The best original play category unfairly includes two revivals. These are The Labor of Living and Difficult People by Hanoch Levine and Yosef Bar-Yosef respectively. Sara von Schwartze’s Between Two Worlds, A.B. Yehoshua’s masterly Will the Two Walk Together and Dafna Engel’s deft World Cup Wishes complete the list. Unsurprisingly, the latter three are also on the best playwright list.

The excellent and multi-talented Itay Tiran is up for best actor in the title role of Richard III, and if he gets it, many will also say he deserves it for Richard II, as does Arthur Kogan, nominated best director only for Richard III. Rami Baruch is nominated best actor for two productions, playing David Ben-Gurion in 2 Together and Arnolphe in School for Wives, the latter of which is also up for best comedy.

Shiri Golan gets a deserved nod as best actress for her icy Clytemnestra in Beersheba’s Iphigenia. Other nominees for the category include Liora Rivlin for Leviva in Labor of Living and Rama Messinger as the deluded Florence Foster Jenkins in Beersheba’s Souvenir, also up for best comedy.

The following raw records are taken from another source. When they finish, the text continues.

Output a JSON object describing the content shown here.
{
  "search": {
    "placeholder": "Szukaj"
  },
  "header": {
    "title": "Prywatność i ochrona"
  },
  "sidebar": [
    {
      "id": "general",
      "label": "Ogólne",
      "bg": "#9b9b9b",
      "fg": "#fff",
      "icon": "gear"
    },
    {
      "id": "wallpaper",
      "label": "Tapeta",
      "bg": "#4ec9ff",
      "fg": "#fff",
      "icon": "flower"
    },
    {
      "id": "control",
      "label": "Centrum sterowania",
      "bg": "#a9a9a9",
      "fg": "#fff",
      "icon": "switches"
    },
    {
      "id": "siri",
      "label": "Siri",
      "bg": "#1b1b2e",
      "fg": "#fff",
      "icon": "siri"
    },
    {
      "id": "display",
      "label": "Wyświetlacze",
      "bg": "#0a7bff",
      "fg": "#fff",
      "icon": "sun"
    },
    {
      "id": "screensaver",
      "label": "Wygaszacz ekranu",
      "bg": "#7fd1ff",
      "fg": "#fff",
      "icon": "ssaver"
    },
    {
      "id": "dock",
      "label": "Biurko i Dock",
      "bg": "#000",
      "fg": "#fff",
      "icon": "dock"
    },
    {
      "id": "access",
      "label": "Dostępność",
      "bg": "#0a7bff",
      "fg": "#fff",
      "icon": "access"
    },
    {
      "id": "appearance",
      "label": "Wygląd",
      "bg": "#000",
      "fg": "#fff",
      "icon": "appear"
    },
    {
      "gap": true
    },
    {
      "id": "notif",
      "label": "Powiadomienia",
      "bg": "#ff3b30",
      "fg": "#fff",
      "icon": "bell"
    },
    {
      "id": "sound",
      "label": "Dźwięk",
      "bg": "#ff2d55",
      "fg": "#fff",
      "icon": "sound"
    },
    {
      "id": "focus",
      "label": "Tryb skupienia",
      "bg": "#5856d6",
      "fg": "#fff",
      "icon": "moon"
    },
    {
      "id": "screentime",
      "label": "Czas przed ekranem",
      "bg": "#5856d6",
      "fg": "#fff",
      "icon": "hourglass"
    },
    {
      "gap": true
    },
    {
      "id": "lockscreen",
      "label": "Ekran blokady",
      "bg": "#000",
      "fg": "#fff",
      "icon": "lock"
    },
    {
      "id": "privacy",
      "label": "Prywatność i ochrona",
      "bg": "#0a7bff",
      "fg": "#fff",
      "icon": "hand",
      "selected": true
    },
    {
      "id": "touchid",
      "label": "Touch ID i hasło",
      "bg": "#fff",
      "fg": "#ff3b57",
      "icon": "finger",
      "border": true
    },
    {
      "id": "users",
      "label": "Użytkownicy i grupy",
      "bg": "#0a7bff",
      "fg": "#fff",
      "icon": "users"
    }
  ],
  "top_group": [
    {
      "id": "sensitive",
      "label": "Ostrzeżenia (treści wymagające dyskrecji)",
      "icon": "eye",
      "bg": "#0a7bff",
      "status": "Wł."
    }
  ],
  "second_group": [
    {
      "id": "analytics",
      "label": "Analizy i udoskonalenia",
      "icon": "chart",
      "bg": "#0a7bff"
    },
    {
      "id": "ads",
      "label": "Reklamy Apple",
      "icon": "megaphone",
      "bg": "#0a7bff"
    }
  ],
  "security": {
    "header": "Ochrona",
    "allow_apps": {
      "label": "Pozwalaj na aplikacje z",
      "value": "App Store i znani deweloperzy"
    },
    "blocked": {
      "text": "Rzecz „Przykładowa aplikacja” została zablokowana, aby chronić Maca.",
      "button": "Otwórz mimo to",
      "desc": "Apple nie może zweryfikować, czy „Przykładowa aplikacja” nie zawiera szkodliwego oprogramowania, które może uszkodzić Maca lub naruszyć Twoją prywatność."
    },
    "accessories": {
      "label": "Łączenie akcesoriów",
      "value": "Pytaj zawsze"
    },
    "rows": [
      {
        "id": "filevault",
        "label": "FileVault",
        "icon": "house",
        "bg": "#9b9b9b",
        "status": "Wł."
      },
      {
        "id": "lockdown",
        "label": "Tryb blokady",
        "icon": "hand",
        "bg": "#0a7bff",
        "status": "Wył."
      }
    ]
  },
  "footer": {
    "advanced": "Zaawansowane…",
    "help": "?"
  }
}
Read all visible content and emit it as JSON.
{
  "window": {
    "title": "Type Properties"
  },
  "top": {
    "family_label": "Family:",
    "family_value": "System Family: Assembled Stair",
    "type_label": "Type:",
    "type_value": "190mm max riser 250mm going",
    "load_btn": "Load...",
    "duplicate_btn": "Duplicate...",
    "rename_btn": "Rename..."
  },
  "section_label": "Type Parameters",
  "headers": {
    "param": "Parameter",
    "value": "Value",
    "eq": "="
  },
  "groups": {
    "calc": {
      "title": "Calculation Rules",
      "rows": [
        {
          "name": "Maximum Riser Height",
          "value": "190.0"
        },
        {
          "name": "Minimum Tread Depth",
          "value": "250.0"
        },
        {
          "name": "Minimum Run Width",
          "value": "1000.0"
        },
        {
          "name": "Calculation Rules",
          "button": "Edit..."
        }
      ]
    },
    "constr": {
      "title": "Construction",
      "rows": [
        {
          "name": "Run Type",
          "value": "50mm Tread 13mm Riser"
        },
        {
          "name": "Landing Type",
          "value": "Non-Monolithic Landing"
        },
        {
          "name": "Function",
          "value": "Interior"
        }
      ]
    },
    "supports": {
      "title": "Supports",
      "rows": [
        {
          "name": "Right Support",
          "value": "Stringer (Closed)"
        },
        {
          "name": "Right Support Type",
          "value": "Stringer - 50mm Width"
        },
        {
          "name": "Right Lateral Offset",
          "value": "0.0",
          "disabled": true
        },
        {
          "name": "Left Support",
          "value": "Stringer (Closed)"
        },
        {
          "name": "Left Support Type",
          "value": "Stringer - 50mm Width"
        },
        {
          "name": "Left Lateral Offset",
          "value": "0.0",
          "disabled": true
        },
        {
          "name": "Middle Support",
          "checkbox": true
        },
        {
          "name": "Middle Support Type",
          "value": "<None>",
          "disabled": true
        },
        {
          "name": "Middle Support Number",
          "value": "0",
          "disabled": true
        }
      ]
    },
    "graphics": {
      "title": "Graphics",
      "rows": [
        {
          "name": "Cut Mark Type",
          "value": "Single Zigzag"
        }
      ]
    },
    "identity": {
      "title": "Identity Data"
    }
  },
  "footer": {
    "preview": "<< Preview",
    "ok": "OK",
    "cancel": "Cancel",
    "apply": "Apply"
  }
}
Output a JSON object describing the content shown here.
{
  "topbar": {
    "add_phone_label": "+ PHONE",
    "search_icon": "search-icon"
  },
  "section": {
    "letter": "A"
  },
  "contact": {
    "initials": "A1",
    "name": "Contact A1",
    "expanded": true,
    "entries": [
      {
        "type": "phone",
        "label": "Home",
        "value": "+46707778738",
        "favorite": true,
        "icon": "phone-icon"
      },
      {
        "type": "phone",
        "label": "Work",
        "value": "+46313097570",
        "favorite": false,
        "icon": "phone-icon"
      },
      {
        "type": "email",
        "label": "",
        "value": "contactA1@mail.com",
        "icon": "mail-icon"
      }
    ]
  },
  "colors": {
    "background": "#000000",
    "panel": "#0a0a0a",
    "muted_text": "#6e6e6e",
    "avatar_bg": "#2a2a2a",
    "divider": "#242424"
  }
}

For the second year in a row, the Habima National Theater has opted out of ITP, and this year is joined by the Gesher Theater.



Gesher says that because of its stated dissatisfaction with ITP regulations, and therefore its perception that Gesher productions are not accorded their due, the theater will not participate this year.

“More than once, we have submitted ideas for change to and improvement of [the regulations], but they were disregarded,” said Gesher in a statement.